As an example of starting big, rather than small, Stringer cited a challenge that Netflix tossed out in 2006, to help improve its movie recommendation algorithm. A 10 percent improvement would pay out a $1 million prize. While the final result took three years for a team to develop, it was too complicated to implement. Netflix wound up implementing a solution that was developed in the first few weeks — even though it didn’t hit the 10 percent threshold. 

As an example of starting small, Stringer mentioned work that IDEO did with Procter & Gamble, to help identify internal experts with knowledge about particular topic areas. Rather than approaching it as a data problem, IDEO talked with people about how teams come together and how they seek expertise. After many pencil-and-paper iterations, they hacked together an approach to finding people with specific knowledge — but required almost no infrastructure. The end result took about 24 weeks to create, rather than several years. 
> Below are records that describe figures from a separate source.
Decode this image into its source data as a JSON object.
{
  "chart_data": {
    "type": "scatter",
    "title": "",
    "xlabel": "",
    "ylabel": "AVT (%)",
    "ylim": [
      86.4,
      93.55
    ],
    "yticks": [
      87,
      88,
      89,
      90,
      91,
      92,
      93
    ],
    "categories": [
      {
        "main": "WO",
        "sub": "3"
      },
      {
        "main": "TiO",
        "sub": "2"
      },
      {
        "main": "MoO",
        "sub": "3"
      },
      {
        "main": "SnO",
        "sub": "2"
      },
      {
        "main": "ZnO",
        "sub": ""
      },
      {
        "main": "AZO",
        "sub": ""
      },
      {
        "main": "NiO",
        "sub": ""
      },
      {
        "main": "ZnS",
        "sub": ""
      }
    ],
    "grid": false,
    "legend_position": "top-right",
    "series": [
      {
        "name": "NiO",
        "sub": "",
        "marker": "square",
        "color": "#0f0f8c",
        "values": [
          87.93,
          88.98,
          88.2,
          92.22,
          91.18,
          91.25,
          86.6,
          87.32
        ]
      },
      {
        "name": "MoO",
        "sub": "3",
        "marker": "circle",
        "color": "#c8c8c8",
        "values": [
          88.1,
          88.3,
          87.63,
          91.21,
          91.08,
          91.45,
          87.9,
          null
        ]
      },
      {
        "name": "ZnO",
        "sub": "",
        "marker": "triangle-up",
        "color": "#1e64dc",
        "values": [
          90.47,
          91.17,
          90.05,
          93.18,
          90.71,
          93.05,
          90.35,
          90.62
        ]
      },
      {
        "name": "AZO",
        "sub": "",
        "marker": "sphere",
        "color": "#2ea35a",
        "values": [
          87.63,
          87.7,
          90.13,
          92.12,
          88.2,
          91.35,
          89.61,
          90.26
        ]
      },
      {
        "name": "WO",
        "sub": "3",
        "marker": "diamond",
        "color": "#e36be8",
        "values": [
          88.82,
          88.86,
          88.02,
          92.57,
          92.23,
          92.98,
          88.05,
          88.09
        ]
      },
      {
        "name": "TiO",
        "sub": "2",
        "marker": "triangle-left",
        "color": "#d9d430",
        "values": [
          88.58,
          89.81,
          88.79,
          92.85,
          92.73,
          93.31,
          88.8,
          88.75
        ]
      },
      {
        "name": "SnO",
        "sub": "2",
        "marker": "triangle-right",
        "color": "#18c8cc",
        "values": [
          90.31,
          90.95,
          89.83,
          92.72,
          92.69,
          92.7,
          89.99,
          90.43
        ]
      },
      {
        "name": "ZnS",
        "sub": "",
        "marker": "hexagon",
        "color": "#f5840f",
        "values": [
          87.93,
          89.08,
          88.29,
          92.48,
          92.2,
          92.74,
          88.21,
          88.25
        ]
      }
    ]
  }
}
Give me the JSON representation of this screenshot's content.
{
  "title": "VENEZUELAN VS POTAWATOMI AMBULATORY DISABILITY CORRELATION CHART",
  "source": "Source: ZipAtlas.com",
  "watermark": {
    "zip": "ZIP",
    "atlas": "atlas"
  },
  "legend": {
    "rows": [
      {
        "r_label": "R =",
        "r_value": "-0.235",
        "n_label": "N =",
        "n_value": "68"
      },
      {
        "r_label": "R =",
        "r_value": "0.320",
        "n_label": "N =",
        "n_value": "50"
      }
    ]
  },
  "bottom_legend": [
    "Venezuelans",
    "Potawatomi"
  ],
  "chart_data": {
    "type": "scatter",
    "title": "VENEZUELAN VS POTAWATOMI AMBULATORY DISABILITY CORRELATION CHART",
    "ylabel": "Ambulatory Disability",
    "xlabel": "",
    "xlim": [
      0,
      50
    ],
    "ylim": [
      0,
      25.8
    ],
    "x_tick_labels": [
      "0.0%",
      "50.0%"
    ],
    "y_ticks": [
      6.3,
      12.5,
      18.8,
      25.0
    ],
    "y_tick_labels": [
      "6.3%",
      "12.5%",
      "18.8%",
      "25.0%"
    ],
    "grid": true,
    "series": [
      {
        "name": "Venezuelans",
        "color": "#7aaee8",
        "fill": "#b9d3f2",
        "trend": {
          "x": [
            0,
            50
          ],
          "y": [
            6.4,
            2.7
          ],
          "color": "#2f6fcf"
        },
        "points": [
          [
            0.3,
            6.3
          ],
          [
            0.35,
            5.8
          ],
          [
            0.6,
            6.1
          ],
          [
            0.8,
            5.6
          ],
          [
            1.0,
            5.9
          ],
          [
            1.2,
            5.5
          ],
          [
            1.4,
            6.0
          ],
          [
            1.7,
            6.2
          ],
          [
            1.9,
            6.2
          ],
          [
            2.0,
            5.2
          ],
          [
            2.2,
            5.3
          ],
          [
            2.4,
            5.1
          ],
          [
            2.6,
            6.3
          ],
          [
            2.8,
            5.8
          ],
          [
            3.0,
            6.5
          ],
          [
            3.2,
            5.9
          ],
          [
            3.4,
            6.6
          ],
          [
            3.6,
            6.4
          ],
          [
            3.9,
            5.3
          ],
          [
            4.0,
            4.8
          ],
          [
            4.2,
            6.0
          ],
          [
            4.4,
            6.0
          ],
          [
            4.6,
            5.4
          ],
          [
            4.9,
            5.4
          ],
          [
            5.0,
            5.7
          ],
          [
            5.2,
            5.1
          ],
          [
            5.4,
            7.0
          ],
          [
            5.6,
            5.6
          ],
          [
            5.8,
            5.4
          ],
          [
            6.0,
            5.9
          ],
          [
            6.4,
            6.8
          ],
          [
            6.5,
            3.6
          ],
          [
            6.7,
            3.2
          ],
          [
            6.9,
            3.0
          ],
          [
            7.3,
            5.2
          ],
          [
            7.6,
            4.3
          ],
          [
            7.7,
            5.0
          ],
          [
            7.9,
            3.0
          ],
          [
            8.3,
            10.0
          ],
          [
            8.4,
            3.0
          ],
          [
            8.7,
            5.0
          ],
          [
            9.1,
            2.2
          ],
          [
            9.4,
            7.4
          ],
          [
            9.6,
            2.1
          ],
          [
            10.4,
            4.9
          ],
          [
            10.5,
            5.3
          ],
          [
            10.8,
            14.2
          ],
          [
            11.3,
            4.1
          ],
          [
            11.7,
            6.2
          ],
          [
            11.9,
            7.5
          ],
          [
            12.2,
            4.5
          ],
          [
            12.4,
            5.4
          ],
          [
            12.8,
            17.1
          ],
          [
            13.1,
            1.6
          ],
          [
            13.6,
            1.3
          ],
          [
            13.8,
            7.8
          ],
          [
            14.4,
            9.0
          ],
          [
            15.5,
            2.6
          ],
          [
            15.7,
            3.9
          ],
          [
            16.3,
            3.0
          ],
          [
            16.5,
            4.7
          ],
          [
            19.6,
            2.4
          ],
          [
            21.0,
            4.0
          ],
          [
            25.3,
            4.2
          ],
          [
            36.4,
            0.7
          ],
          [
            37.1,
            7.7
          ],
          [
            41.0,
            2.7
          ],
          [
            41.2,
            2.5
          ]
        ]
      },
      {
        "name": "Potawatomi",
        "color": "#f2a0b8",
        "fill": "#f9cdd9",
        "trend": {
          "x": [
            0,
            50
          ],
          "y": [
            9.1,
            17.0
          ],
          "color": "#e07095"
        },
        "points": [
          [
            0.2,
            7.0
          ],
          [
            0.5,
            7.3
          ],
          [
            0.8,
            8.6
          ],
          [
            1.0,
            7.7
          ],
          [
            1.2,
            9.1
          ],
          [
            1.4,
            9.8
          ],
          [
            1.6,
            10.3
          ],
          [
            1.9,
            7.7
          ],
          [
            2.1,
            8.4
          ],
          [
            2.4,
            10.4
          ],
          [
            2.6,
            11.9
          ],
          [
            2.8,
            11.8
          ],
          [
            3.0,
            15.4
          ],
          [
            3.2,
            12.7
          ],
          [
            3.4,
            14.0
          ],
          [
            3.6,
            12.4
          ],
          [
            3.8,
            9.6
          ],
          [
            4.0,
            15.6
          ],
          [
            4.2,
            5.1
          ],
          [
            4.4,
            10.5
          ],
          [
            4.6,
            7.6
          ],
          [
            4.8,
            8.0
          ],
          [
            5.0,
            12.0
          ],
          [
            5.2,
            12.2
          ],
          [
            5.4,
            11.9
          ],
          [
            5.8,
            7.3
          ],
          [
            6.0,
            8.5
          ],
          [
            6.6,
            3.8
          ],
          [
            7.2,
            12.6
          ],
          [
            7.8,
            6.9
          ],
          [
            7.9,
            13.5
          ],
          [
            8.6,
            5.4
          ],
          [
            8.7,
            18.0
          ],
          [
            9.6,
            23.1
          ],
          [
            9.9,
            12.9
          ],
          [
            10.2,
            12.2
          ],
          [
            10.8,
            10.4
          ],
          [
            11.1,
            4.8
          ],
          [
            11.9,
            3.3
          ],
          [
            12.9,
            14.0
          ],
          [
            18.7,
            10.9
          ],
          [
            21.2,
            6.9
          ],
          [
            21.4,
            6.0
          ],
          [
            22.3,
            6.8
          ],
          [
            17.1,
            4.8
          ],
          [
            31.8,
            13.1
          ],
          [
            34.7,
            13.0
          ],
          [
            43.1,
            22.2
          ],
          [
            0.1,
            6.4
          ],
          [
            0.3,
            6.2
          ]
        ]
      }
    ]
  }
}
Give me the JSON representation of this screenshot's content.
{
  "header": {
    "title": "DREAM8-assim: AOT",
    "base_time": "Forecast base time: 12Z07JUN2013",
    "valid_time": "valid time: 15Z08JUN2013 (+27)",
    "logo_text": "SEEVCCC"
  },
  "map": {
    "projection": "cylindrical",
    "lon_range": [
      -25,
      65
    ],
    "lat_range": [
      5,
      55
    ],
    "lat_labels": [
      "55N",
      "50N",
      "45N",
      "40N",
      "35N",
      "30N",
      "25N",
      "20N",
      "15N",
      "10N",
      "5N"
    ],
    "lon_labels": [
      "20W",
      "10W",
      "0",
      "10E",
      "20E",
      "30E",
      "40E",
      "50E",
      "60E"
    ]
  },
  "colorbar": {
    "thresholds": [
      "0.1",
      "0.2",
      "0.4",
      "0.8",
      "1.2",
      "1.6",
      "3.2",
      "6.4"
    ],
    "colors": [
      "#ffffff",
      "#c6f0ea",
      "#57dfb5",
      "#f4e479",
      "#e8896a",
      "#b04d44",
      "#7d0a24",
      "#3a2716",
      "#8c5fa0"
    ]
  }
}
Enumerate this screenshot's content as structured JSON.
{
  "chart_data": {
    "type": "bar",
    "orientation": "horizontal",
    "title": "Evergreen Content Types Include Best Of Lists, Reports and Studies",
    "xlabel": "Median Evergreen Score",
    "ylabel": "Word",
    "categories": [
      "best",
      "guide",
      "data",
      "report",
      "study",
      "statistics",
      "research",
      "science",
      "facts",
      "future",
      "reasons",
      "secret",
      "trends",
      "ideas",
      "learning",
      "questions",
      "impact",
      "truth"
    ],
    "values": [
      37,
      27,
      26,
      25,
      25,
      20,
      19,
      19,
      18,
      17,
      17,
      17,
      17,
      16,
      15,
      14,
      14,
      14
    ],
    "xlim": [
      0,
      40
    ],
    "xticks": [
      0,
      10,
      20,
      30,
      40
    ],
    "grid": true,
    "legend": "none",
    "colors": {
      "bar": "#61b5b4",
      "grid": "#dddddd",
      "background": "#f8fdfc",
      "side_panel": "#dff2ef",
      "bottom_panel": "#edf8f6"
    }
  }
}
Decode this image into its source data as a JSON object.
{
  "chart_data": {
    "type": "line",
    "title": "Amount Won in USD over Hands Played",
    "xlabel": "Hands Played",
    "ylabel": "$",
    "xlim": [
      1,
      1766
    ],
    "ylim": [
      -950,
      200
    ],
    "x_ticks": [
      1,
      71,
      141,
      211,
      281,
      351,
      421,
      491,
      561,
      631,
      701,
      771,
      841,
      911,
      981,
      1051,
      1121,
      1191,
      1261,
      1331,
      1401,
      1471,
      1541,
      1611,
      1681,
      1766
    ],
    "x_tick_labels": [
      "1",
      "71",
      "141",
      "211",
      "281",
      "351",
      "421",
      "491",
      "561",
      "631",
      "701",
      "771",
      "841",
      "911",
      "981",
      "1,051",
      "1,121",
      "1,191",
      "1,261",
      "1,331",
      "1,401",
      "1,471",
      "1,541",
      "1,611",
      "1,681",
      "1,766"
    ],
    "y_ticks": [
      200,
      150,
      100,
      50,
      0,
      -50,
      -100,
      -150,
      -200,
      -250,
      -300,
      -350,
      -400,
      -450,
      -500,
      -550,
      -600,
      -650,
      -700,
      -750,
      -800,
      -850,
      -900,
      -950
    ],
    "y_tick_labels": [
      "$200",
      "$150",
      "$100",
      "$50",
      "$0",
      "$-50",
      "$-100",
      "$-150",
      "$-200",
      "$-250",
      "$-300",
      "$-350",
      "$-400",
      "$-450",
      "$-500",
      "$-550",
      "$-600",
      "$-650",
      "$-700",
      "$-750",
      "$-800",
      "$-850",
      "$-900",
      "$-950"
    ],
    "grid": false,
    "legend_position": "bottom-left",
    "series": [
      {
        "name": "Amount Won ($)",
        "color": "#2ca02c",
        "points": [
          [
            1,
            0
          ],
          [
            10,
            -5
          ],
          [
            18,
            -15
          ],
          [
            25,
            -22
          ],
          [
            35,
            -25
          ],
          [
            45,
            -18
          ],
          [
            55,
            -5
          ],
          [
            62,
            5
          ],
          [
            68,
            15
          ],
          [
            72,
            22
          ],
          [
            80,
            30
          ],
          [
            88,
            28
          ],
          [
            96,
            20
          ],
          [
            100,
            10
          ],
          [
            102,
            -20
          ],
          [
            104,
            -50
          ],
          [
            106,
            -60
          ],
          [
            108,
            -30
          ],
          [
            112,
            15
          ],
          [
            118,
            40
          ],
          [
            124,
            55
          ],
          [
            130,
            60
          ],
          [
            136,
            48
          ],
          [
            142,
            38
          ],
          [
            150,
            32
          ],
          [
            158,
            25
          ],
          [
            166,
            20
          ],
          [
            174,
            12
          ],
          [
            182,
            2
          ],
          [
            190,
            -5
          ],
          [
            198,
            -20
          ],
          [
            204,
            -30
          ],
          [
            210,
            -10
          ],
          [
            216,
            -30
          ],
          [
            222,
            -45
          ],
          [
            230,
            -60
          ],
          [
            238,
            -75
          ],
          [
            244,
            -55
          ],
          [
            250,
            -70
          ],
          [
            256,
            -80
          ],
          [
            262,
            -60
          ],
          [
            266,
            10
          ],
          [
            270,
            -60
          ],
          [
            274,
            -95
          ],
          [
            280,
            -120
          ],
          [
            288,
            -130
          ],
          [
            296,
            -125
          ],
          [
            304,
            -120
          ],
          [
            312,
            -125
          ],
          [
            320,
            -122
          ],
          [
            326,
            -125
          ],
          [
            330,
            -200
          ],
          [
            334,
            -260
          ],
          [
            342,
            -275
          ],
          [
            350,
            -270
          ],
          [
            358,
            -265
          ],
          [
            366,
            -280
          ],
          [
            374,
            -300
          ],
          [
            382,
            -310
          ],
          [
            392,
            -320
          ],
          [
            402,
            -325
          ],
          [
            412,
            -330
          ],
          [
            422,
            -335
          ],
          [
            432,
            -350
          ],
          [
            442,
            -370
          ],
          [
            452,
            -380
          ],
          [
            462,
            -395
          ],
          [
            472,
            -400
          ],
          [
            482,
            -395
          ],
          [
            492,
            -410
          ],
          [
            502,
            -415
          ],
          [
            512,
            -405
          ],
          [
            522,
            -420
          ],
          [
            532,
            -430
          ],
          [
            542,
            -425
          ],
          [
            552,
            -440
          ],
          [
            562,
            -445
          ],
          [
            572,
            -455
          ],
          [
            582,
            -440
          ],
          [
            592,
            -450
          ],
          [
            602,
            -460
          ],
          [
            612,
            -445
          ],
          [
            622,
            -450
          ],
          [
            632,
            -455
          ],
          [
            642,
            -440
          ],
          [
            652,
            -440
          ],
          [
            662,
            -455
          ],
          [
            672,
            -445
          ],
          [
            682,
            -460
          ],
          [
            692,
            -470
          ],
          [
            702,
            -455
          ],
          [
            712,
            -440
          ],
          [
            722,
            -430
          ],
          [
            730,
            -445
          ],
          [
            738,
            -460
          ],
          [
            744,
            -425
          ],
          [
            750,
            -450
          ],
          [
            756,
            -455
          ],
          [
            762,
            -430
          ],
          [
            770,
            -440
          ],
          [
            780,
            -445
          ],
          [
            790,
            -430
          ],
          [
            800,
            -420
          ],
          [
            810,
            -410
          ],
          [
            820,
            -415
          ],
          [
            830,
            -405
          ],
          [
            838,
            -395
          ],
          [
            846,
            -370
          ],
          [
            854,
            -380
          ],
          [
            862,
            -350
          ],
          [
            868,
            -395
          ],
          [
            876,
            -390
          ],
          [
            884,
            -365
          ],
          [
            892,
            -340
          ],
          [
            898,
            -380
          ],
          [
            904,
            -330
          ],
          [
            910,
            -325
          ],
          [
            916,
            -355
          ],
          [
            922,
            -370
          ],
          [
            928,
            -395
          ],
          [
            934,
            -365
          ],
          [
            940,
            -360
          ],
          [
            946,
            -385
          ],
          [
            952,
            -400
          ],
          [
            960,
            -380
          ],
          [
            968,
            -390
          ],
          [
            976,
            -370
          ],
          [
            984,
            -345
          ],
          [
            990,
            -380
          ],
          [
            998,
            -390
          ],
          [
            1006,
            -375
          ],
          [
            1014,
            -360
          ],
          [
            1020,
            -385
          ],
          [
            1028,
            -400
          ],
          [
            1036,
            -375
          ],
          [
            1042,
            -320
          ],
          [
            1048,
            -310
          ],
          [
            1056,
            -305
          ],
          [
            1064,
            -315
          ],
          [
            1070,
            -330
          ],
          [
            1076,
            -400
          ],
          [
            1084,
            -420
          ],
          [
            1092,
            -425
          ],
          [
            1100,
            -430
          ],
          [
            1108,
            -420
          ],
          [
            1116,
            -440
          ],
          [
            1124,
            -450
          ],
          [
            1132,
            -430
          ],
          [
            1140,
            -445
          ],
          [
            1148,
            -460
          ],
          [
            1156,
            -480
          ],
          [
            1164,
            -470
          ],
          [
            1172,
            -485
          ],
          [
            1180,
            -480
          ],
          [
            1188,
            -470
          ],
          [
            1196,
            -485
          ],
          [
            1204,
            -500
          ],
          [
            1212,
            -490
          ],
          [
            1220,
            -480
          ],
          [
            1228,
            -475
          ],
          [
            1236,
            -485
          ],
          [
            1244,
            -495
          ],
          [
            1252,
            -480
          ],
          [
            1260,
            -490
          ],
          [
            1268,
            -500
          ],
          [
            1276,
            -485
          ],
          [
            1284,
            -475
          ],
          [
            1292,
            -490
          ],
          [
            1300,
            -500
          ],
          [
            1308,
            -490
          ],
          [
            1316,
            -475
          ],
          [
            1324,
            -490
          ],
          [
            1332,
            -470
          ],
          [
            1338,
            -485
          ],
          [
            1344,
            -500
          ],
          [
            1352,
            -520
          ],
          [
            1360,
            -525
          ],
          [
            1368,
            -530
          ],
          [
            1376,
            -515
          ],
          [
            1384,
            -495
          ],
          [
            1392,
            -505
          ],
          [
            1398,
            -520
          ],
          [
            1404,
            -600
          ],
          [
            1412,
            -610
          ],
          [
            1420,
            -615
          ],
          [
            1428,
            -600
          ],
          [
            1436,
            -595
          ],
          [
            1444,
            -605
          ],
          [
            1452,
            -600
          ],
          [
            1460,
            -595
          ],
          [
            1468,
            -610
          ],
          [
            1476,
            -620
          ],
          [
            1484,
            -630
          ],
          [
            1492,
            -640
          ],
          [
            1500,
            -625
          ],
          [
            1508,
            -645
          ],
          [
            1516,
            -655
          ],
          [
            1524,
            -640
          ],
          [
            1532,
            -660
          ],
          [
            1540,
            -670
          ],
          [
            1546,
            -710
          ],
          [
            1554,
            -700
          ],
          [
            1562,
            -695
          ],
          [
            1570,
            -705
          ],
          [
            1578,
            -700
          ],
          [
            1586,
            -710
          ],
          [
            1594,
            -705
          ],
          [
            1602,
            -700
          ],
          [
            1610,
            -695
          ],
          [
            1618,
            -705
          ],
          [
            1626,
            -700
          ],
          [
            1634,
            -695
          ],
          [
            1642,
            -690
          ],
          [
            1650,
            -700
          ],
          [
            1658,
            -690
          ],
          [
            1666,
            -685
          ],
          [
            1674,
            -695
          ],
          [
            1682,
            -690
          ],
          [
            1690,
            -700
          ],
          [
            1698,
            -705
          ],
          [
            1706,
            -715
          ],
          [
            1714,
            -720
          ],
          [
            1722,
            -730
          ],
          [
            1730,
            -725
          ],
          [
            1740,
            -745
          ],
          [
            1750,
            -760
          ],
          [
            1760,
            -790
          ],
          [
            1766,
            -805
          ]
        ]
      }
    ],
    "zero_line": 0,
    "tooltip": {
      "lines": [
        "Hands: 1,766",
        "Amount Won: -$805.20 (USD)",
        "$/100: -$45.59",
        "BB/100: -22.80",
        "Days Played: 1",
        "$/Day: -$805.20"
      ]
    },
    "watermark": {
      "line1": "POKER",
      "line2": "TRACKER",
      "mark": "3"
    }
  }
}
How to Find Early Use Cases

On one slide, Stringer and Brown collected their advice related to finding early use cases:

  • Start small.
  • Build one generalist team, led by a translator.
  • Find one specific business or customer challenge, not a “data challenge.”
  • Consider data as a partial resource for a solution. (Asking “what can we do with this data?” is a recipe for useless outputs.)
  • Prototype to learn. Build as little as possible to test how you created value.
  • Rinse and repeat.

In hiring data scientists, Stringer said it is important to “resist the urge to specialize too soon,” and instead hire generalists for the early stages of projects. “It’s only when you’re scaling that you [should be] starting to specialize.”

When It’s Time to Scale

When it’s time to scale early successes, Stringer and Brown advise companies to:

  • Stay small.
  • Share the results of your pioneer projects to generate demand.
  • Bring specialists in to expand upon your pioneer projects.
  • Launch new pioneer projects into different corners of the business.
  • Gather results to build a playbook for AI in your business.

They cited IBM’s Watson Health initiative as an example of not scaling well. Early success with Watson in general AI realms, like winning at the game show “Jeopardy,” may have created hubris. The company poured money into health care applications for Watson, helping doctors diagnose diseases, for example. They brought up the agricultural giant Cargill as an example of chalking up “small wins” before scaling — spending several years looking for early applications for AI within their business, like gathering data about how much feed shrimp are getting.

What to Do Next

As a final set of recommendations about how organizations can expand AI capabilities further, Stringer and Brown say that once progress is starting to become evident, companies should:

  • Develop and deliver formal trainings to collaborating teams.
  • Formalize a set of data science processes, metrics, and tools.
  • Pool data science teams to determine what infrastructure changes are likely to deliver the greatest value for the greatest number of teams. 
  • Work with each business unit to develop AI projects and plans. 

In the webcast’s final poll, participants said that “increased efficiency” is the primary yardstick by which they are measuring the results of their AI investment.